Imbued with the clarity of vision possessed by explorers throughout the ages, Charles Lindsay’s CARBON project is a journey into mysterious and uncharted realms. He presents his art both as physical touchstones from psychological journeys and as catalysts to activate the viewer’s senses, offering access to hidden dimensions which fill us with wonder and a curiosity for the unknown.

Charles Lindsay spent ten years covering environmental issues as a photojournalist in Asia before moving back to the U.S. Solo exhibitions of CARBON have previously appeared at the Dennos Museum in Michigan, the Sun Valley Center for the Arts in Idaho, and Visions West Gallery in Colorado. Lindsay’s work was included in Lyle Rexer’s book The Edge of Vision: The Rise of Abstraction in Photography (Aperture 2009) and in the accompanying exhibition at the Aperture Foundation in NYC. His multimedia performances and electronic and experimental music was most recently presented at New York University’s Frederick Lowe Theater. Lindsay’s work can be found in the permanent collections of the Museum of Fine Art, Houston; The Philadelphia Museum of Art, and the Hewlett Packard Contemporary Art Collection.
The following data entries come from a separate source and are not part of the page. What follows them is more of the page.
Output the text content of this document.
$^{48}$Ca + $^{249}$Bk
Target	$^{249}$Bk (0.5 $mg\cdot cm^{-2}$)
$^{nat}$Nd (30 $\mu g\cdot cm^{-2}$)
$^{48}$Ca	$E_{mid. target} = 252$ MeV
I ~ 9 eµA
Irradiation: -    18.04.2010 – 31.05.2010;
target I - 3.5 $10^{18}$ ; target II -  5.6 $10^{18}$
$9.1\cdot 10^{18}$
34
A visual artist as well as a photo journalist, Lindsay’s photographs have appeared in numerous international publications including The New York Times Magazine, Blind Spot, Aperture, Men’s Journal, Sports Illustrated, CPW’s PQ, and others. He has been profiled on National Public Radio, and CNN International. He has lectured at the American Museum of Natural History, Pratt Institute, and the Open Center in New York, among others. Four monographs on his work have been published to date including Mentawai Shaman: Keeper of the Rain Forest (Aperture 1992). Recently appointed to the Executive Committee of Musicians for the Environment, a branch of the Electronic Music Foundation, Lindsay is also the recipient of a 2010 Guggenheim Fellowship for Photography and is the first artist-in-residence at the renowned SETI Institute.